Mopko (Corea del Sud), 19 apr. (LaPresse/AP) – Trentasei corpi recuperati, almeno 265 i dispersi e il capitano Lee Joon-seok, 68 anni, finito in carcere con l’accusa di negligenza e violazione del diritto marittimo. La strage del traghetto Sewol, affondato mercoledì a largo della costa sudoccidentale della Corea del Sud, è fatta di numeri, di nomi, di famiglie distrutte e di domande che al momento non hanno ancora una risposta. I sommozzatori hanno lavorato senza sosta per cercare di estrarre dall’interno della nave i corpi delle vittime, rimaste intrappolate mentre il traghetto affondava. Quasi tutti studenti in gita scolastica.
ARRESTATO IL CAPITANO. E oggi il capitano Lee Joon-seok si difende dalle accuse e tenta di fornire la sua versione dei fatti. L’ordine di abbandonare la nave – come è emerso dai dialoghi tra la cabina di comando e il Centro del traffico marittimo – è partito con 30 minuti di ritardo, quando il traghetto si stava già inclinando su un fianco. La nave avrebbe iniziato a piegarsi dopo una virata e ora gli investigatori stanno cercando di capire se la manovra sia stata troppo repentina e se a compierla sia stata il terzo ufficiale, una donna di 26 anni, in servizio da appena sei mesi, anche lei finita in manette insieme al timoniere, un uomo di 55 anni. Lee Joon-seok ha spiegato alle autorità di aver deciso di attendere 30 minuti prima di dare l’ordine perché “la corrente era molto forte, la temperatura dell’acqua dell’oceano era fredda” e i passeggeri “avrebbero dovuto affrontare molte altre difficoltà”. Il comandante del traghetto, secondo alcuni video diffusi dalle agenzie locali, sarebbe stato tra i primi ad abbandonare la nave, lasciando in cabina i due sottoufficiali e centinaia di persone in difficoltà.
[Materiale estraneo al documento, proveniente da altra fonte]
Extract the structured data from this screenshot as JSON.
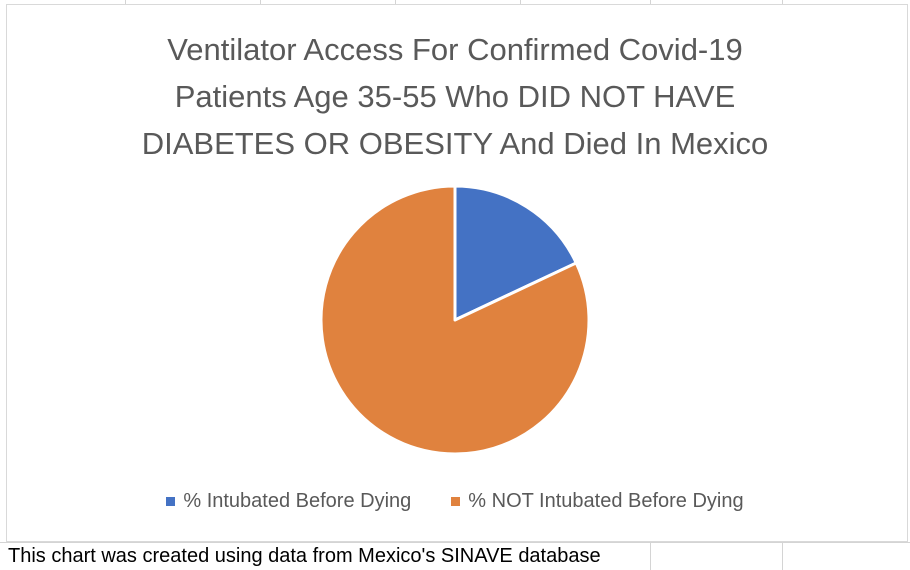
{
  "chart_data": {
    "type": "pie",
    "title_lines": [
      "Ventilator Access For Confirmed Covid-19",
      "Patients Age 35-55 Who DID NOT HAVE",
      "DIABETES OR OBESITY And Died In Mexico"
    ],
    "categories": [
      "% Intubated Before Dying",
      "% NOT Intubated Before Dying"
    ],
    "values": [
      18,
      82
    ],
    "colors": [
      "#4472c4",
      "#e0823e"
    ],
    "legend_position": "bottom"
  },
  "footer": {
    "note": "This chart was created using data from Mexico's SINAVE database"
  }
}
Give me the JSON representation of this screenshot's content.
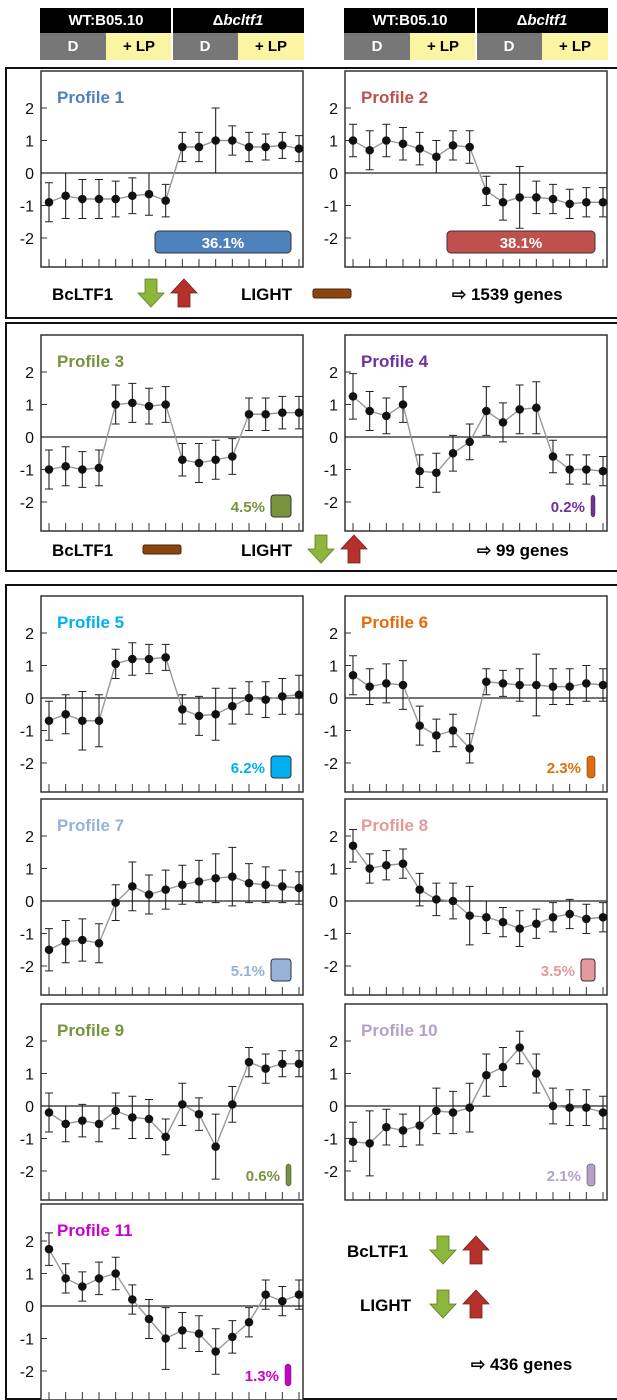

LA PREGHIERA DEL PAPA. Papa Francesco ha voluto esprimere la sua vicinanza ai familiari delle vittime. “Vi invito – ha scritto su Twitter rivolgendosi ai fedeli – a unirvi alla mia preghiera per le vittime del tragico naufragio in Corea e per i loro familiari”.
VICEPRESIDE SOPRAVVISSUTO SI SUICIDA. Tra i sopravvissuti all’incidente c’era anche Kang Min-kyu, l’accompagnatore responsabile della gita scolastica. Troppo grande il dolore di aver perso oltre 200 studenti, enorme il senso di colpa: l’uomo si è suicidato, impiccandosi, a Jindo, un’isola vicino alla nave affondata dove sono stati accolti i sopravvissuti. Il vicepreside ha lasciato una lettera, nella quale ha spiegato i motivi del suo gesto. Ha chiesto che le sue ceneri vengano sparse sul luogo del disastro.